Somos esses indivíduos conflitantes, que hoje pensam isso e amanhã requentam o aquilo. Instáveis, adoráveis, desprezíveis, transgressoras criaturas.

No nosso corpo moram necessidades, na nossa mente vivem questionamentos, no nosso espírito culminam pequenos temporais. Temos de nos agarrar a nós mesmos, diariamente. Precisamos nos esconder de nós mesmos, vez em sempre. Carecemos de nos lamentarmos pelo outro, em nome do alívio de não sermos nós os personagens daqueles devassos desencantamentos.

Voláteis, distraídas consigo, acostumadas a delegar ao tempo o desespero a lhes roer a tranquilidade. Divinas, vez em quando se entregam à generosidade e chegam mesmo a distribuí-la. Criaturas de flores nos cabelos, corpo adormecido por medo, o desejo gritando saudade.

Há dias em que somos criaturas de tantas identidades.

Não há culpa que pertença ao tempo. Ela é nossa, somos nós que o gastamos com insignificâncias; que o tratamos como moeda; que despimos sua necessidade de cadenciar, ao tentarmos fazer caber nele um tudo que nele não cabe.
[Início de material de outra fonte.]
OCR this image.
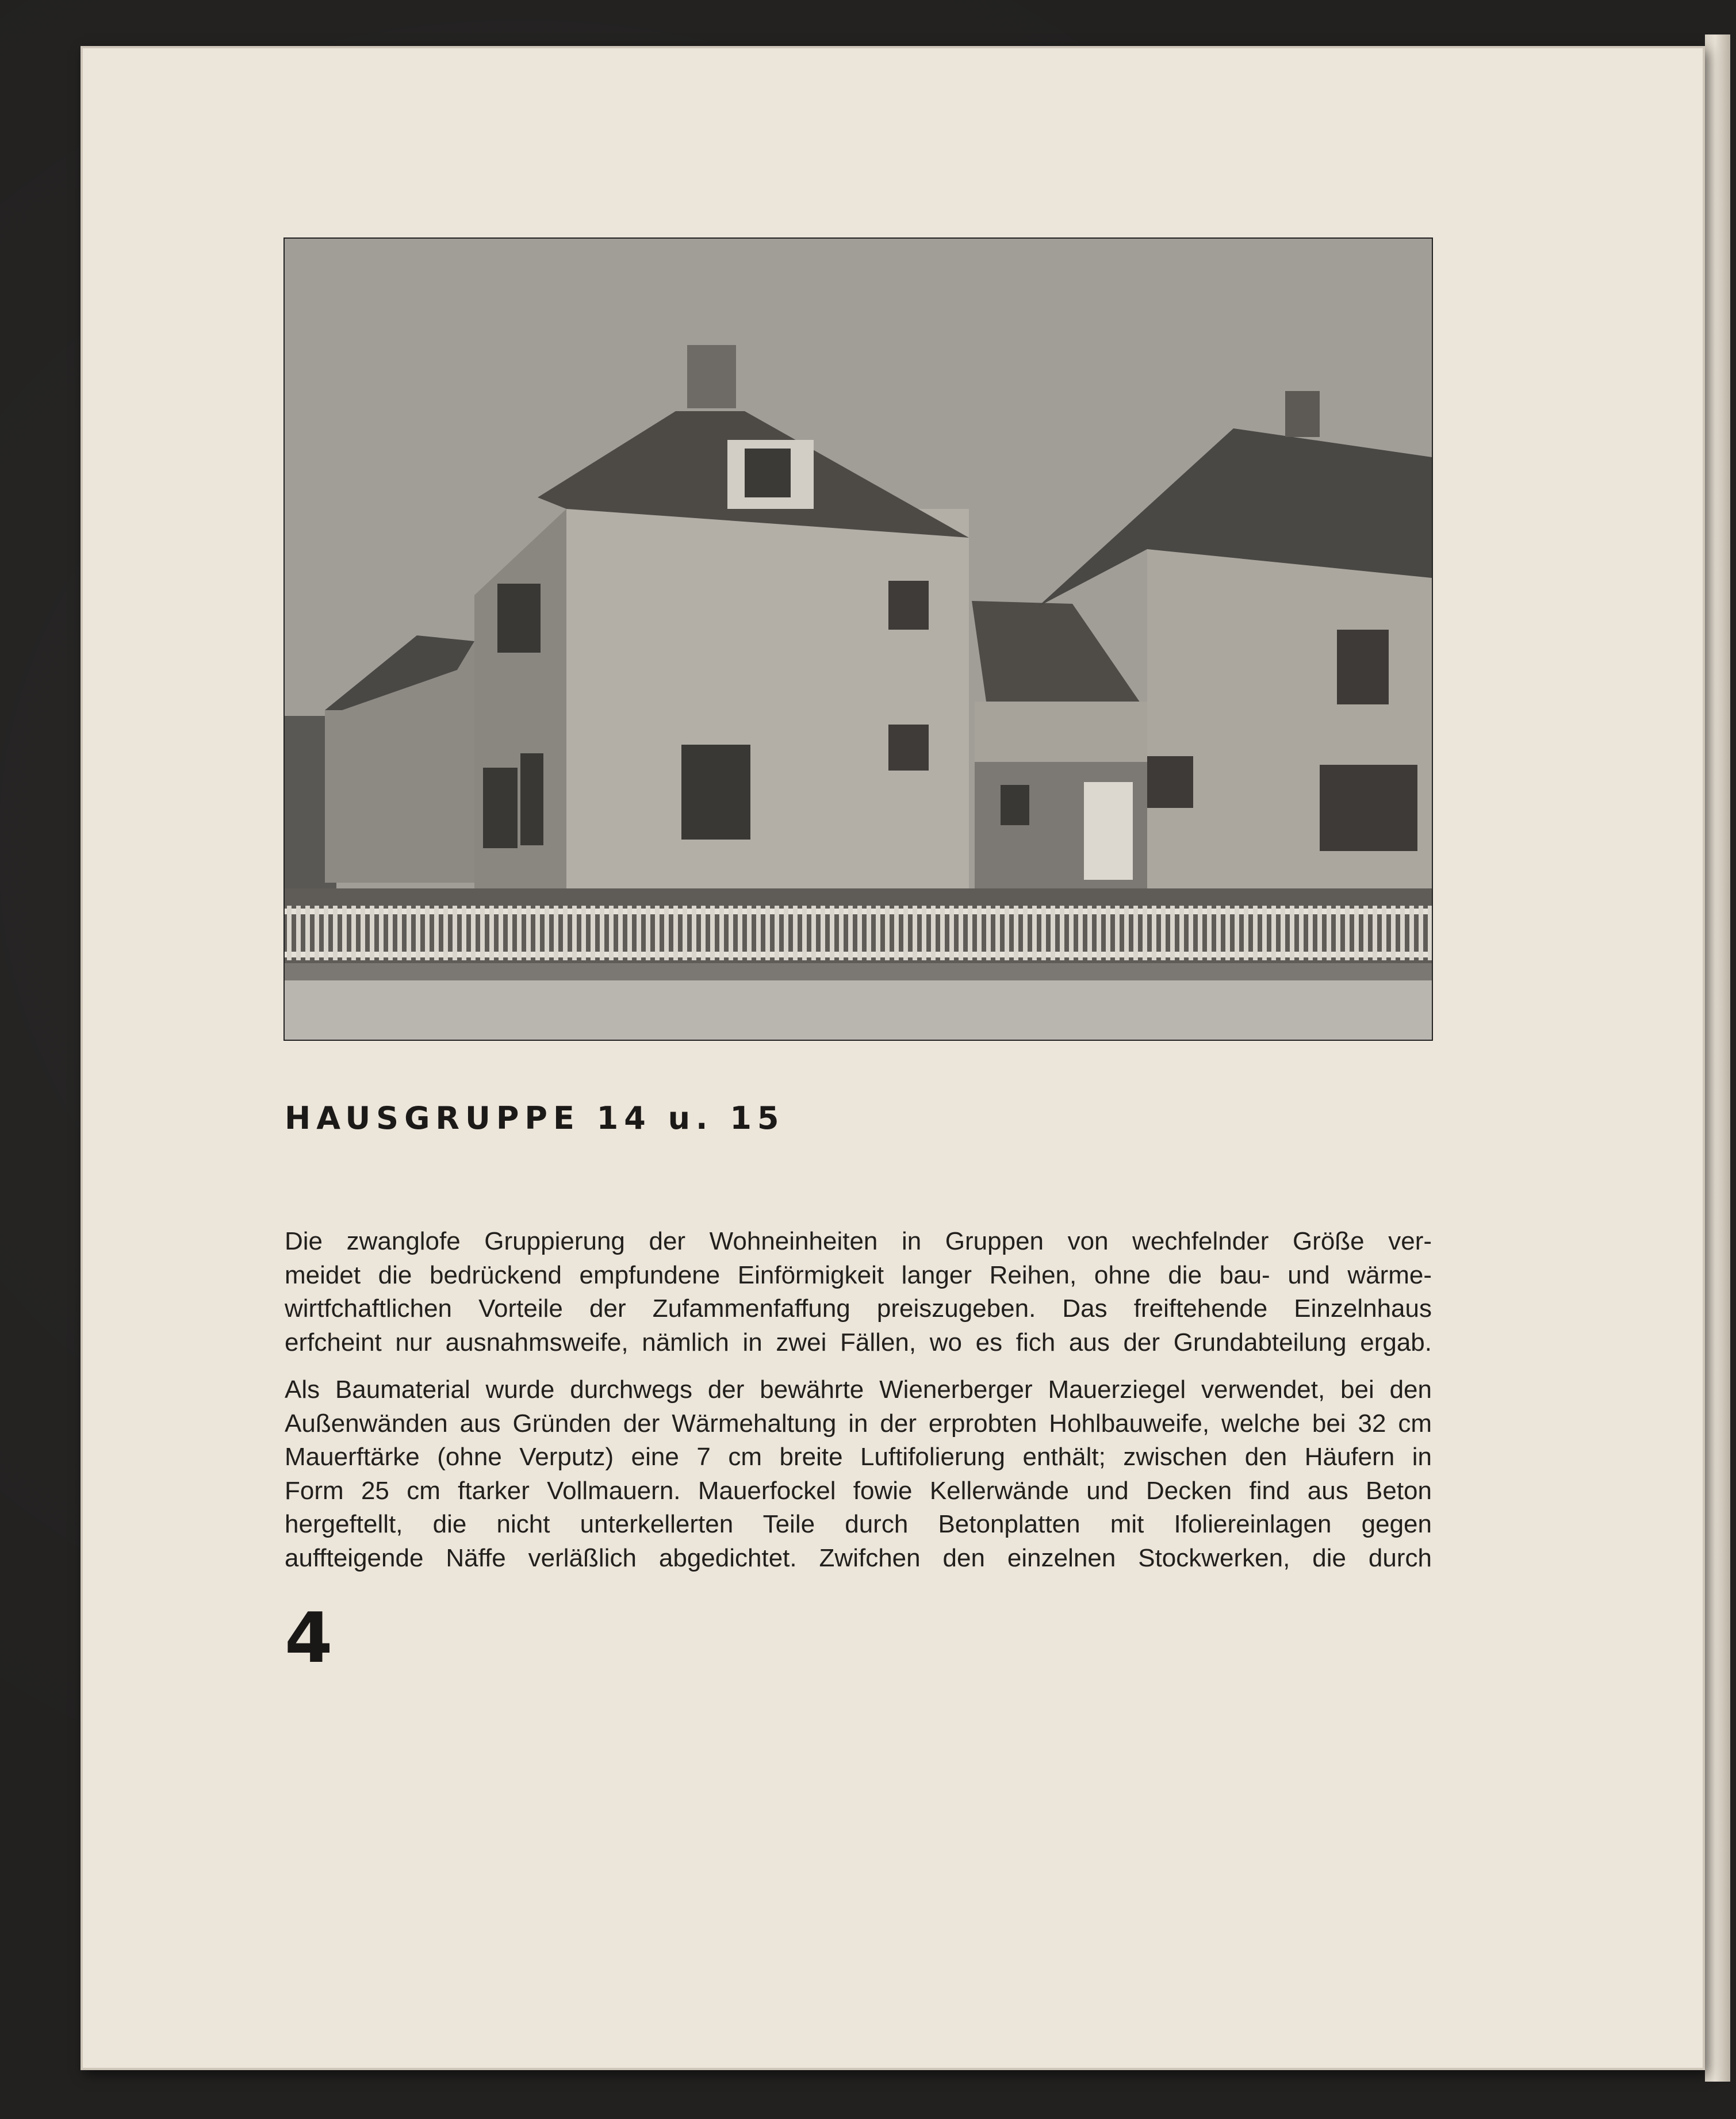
HAUSGRUPPE 14 u. 15

Die zwanglofe Gruppierung der Wohneinheiten in Gruppen von wechfelnder Größe ver-
meidet die bedrückend empfundene Einförmigkeit langer Reihen, ohne die bau- und wärme-
wirtfchaftlichen Vorteile der Zufammenfaffung preiszugeben. Das freiftehende Einzelnhaus
erfcheint nur ausnahmsweife, nämlich in zwei Fällen, wo es fich aus der Grundabteilung ergab.

Als Baumaterial wurde durchwegs der bewährte Wienerberger Mauerziegel verwendet, bei den
Außenwänden aus Gründen der Wärmehaltung in der erprobten Hohlbauweife, welche bei 32 cm
Mauerftärke (ohne Verputz) eine 7 cm breite Luftifolierung enthält; zwischen den Häufern in
Form 25 cm ftarker Vollmauern. Mauerfockel fowie Kellerwände und Decken find aus Beton
hergeftellt, die nicht unterkellerten Teile durch Betonplatten mit Ifoliereinlagen gegen
auffteigende Näffe verläßlich abgedichtet. Zwifchen den einzelnen Stockwerken, die durch

4
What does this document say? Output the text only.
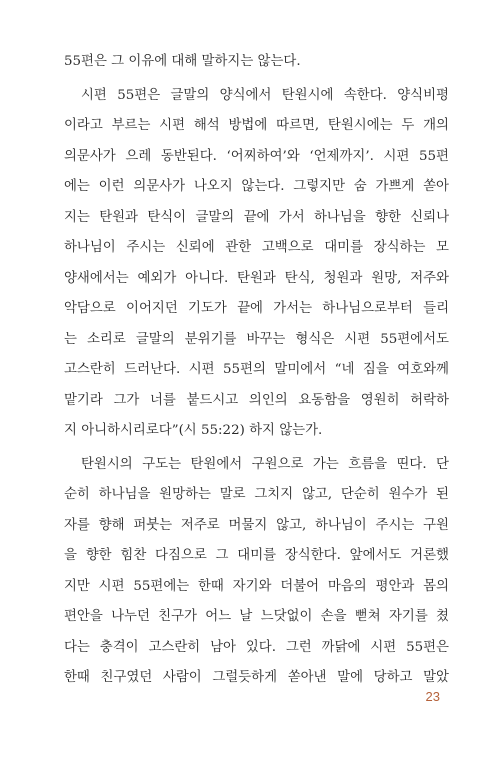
55편은 그 이유에 대해 말하지는 않는다.
시편 55편은 글말의 양식에서 탄원시에 속한다. 양식비평
이라고 부르는 시편 해석 방법에 따르면, 탄원시에는 두 개의
의문사가 으레 동반된다. ‘어찌하여’와 ‘언제까지’. 시편 55편
에는 이런 의문사가 나오지 않는다. 그렇지만 숨 가쁘게 쏟아
지는 탄원과 탄식이 글말의 끝에 가서 하나님을 향한 신뢰나
하나님이 주시는 신뢰에 관한 고백으로 대미를 장식하는 모
양새에서는 예외가 아니다. 탄원과 탄식, 청원과 원망, 저주와
악담으로 이어지던 기도가 끝에 가서는 하나님으로부터 들리
는 소리로 글말의 분위기를 바꾸는 형식은 시편 55편에서도
고스란히 드러난다. 시편 55편의 말미에서 “네 짐을 여호와께
맡기라 그가 너를 붙드시고 의인의 요동함을 영원히 허락하
지 아니하시리로다”(시 55:22) 하지 않는가.
탄원시의 구도는 탄원에서 구원으로 가는 흐름을 띤다. 단
순히 하나님을 원망하는 말로 그치지 않고, 단순히 원수가 된
자를 향해 퍼붓는 저주로 머물지 않고, 하나님이 주시는 구원
을 향한 힘찬 다짐으로 그 대미를 장식한다. 앞에서도 거론했
지만 시편 55편에는 한때 자기와 더불어 마음의 평안과 몸의
편안을 나누던 친구가 어느 날 느닷없이 손을 뻗쳐 자기를 쳤
다는 충격이 고스란히 남아 있다. 그런 까닭에 시편 55편은
한때 친구였던 사람이 그럴듯하게 쏟아낸 말에 당하고 말았
23
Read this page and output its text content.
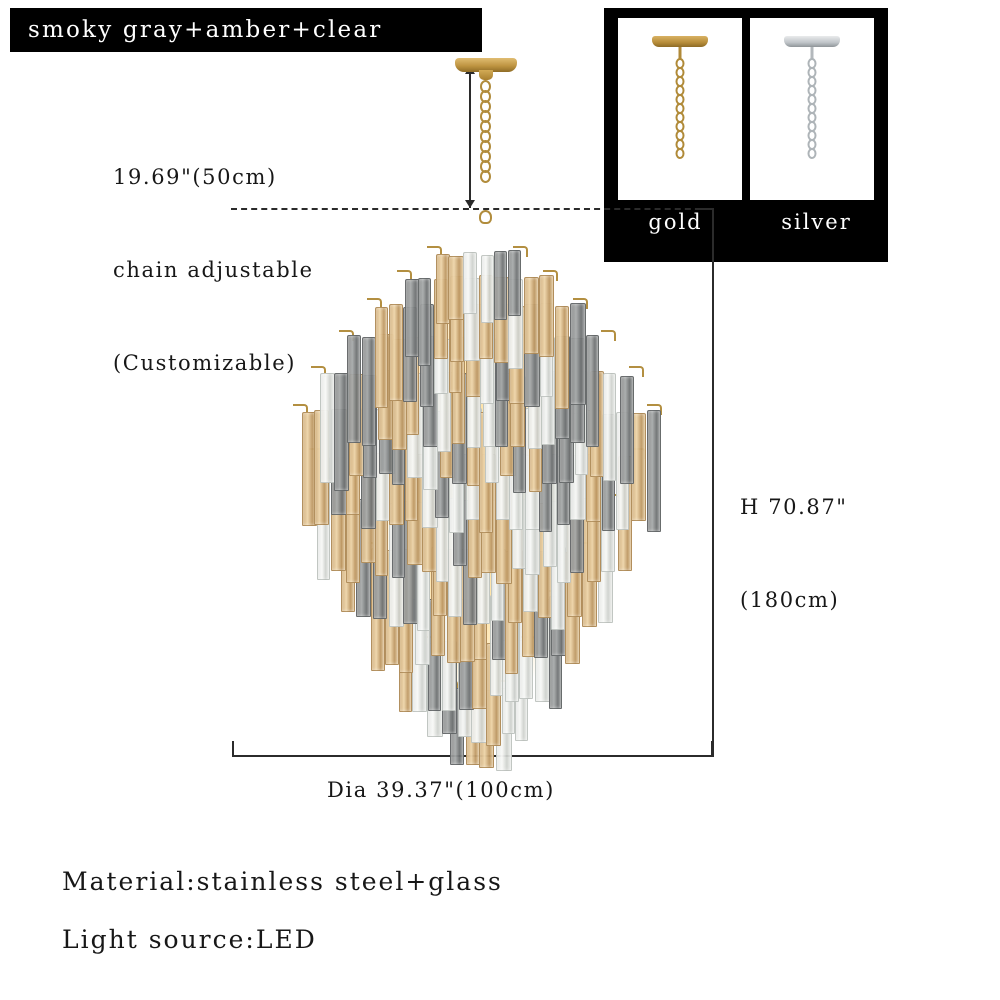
smoky gray+amber+clear
gold	silver

19.69"(50cm)

chain adjustable

(Customizable)

H 70.87"

(180cm)

Dia 39.37"(100cm)
Material:stainless steel+glass
Light source:LED
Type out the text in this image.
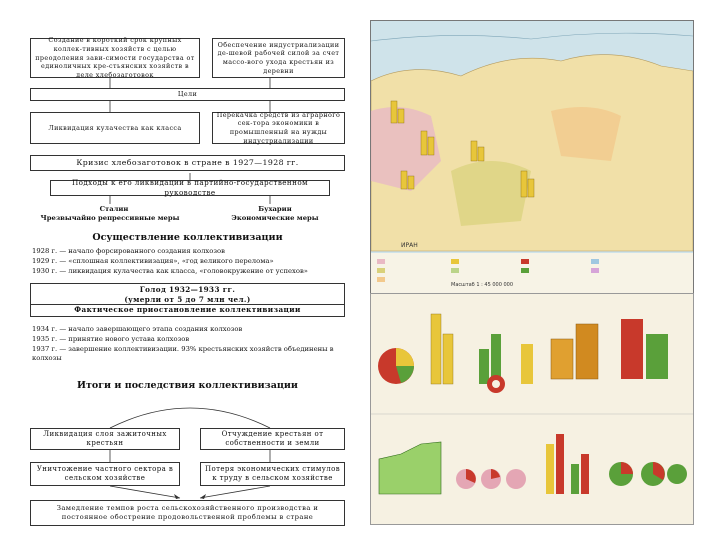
Создание в короткий срок крупных коллек-тивных хозяйств с целью преодоления зави-симости государства от единоличных кре-стьянских хозяйств в деле хлебозаготовок
Обеспечение индустриализации де-шевой рабочей силой за счет массо-вого ухода крестьян из деревни
Цели
Ликвидация кулачества как класса
Перекачка средств из аграрного сек-тора экономики в промышленный на нужды индустриализации
Кризис хлебозаготовок в стране в 1927—1928 гг.
Подходы к его ликвидации в партийно-государственном руководстве
Сталин
Чрезвычайно репрессивные меры
Бухарин
Экономические меры
Осуществление коллективизации
1928 г. — начало форсированного создания колхозов
1929 г. — «сплошная коллективизация», «год великого перелома»
1930 г. — ликвидация кулачества как класса, «головокружение от успехов»
Голод 1932—1933 гг.
(умерли от 5 до 7 млн чел.)
Фактическое приостановление коллективизации
1934 г. — начало завершающего этапа создания колхозов
1935 г. — принятие нового устава колхозов
1937 г. — завершение коллективизации. 93% крестьянских хозяйств объединены в колхозы
Итоги и последствия коллективизации
Ликвидация слоя зажиточных крестьян
Отчуждение крестьян от собственности и земли
Уничтожение частного сектора в сельском хозяйстве
Потеря экономических стимулов к труду в сельском хозяйстве
Замедление темпов роста сельскохозяйственного производства и постоянное обострение продовольственной проблемы в стране
ИРАН
Масштаб 1 : 45 000 000
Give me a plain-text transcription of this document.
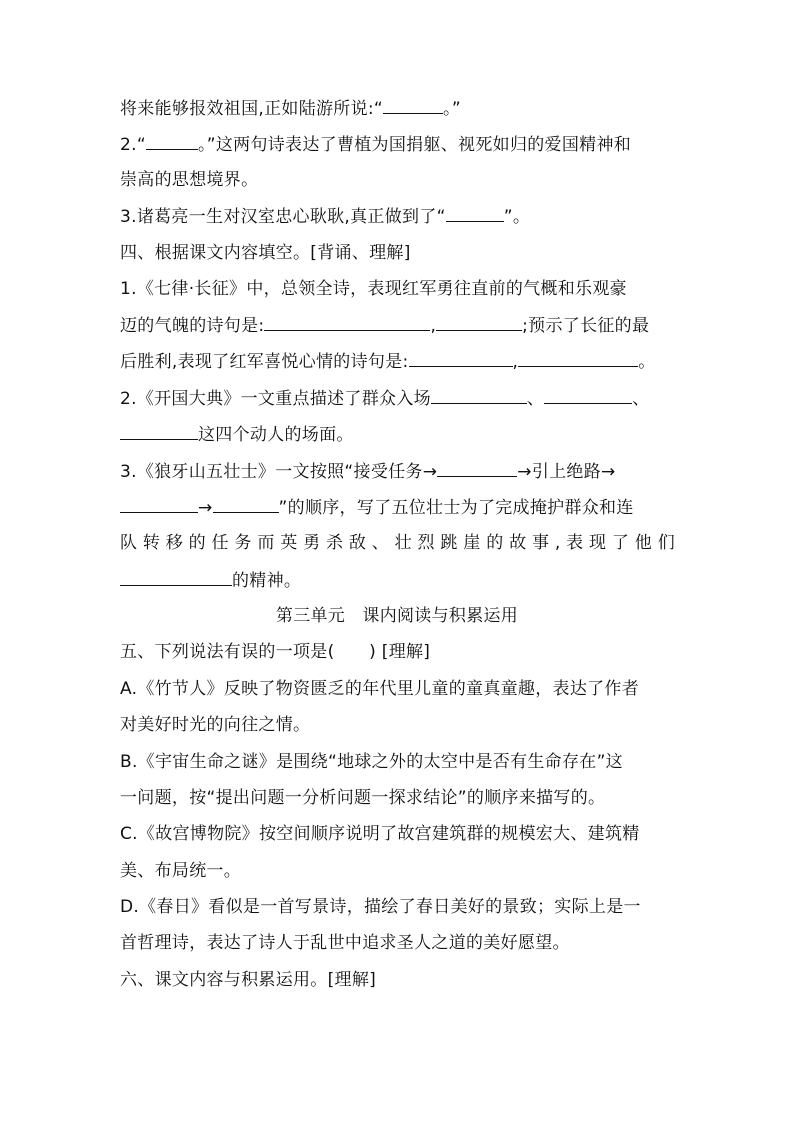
将来能够报效祖国,正如陆游所说:“	。”
2.“	。”这两句诗表达了曹植为国捐躯、视死如归的爱国精神和
崇高的思想境界。
3.诸葛亮一生对汉室忠心耿耿,真正做到了“	”。
四、根据课文内容填空。[背诵、理解]
1.《七律·长征》中，总领全诗，表现红军勇往直前的气概和乐观豪
迈的气魄的诗句是:	,	;预示了长征的最
后胜利,表现了红军喜悦心情的诗句是:	,	。
2.《开国大典》一文重点描述了群众入场	、	、
这四个动人的场面。
3.《狼牙山五壮士》一文按照“接受任务→	→引上绝路→
→	”的顺序，写了五位壮士为了完成掩护群众和连
队转移的任务而英勇杀敌、壮烈跳崖的故事,表现了他们
的精神。
第三单元　课内阅读与积累运用
五、下列说法有误的一项是(　　) [理解]
A.《竹节人》反映了物资匮乏的年代里儿童的童真童趣，表达了作者
对美好时光的向往之情。
B.《宇宙生命之谜》是围绕“地球之外的太空中是否有生命存在”这
一问题，按“提出问题一分析问题一探求结论”的顺序来描写的。
C.《故宫博物院》按空间顺序说明了故宫建筑群的规模宏大、建筑精
美、布局统一。
D.《春日》看似是一首写景诗，描绘了春日美好的景致；实际上是一
首哲理诗，表达了诗人于乱世中追求圣人之道的美好愿望。
六、课文内容与积累运用。[理解]
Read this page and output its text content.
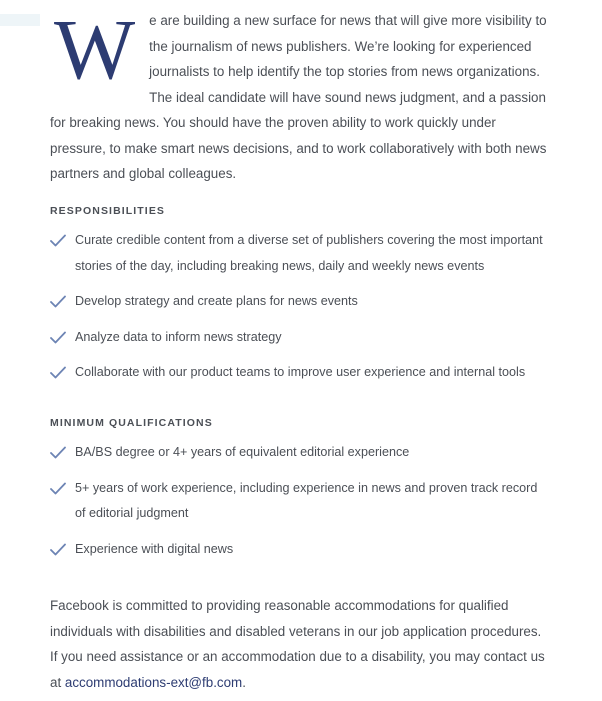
W e are building a new surface for news that will give more visibility to the journalism of news publishers. We’re looking for experienced journalists to help identify the top stories from news organizations. The ideal candidate will have sound news judgment, and a passion for breaking news. You should have the proven ability to work quickly under pressure, to make smart news decisions, and to work collaboratively with both news partners and global colleagues.

RESPONSIBILITIES
Curate credible content from a diverse set of publishers covering the most important stories of the day, including breaking news, daily and weekly news events
Develop strategy and create plans for news events
Analyze data to inform news strategy
Collaborate with our product teams to improve user experience and internal tools
MINIMUM QUALIFICATIONS
BA/BS degree or 4+ years of equivalent editorial experience
5+ years of work experience, including experience in news and proven track record of editorial judgment
Experience with digital news

Facebook is committed to providing reasonable accommodations for qualified individuals with disabilities and disabled veterans in our job application procedures. If you need assistance or an accommodation due to a disability, you may contact us at accommodations-ext@fb.com.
Ah, nós, entes perturbadores, intrigados com o que não podemos controlar. Rebelados ao sentirmos irrefreável necessidade de nos firmarmos como soberanas. Criaturas que somos a nos rastejarmos pelos cantos sombrios de nós mesmas, para então desaguarmos em alegrias febris.

Não é o tempo que passa mais depressa, é a nossa pressa que o atropela. É a nossa urgência que o devora.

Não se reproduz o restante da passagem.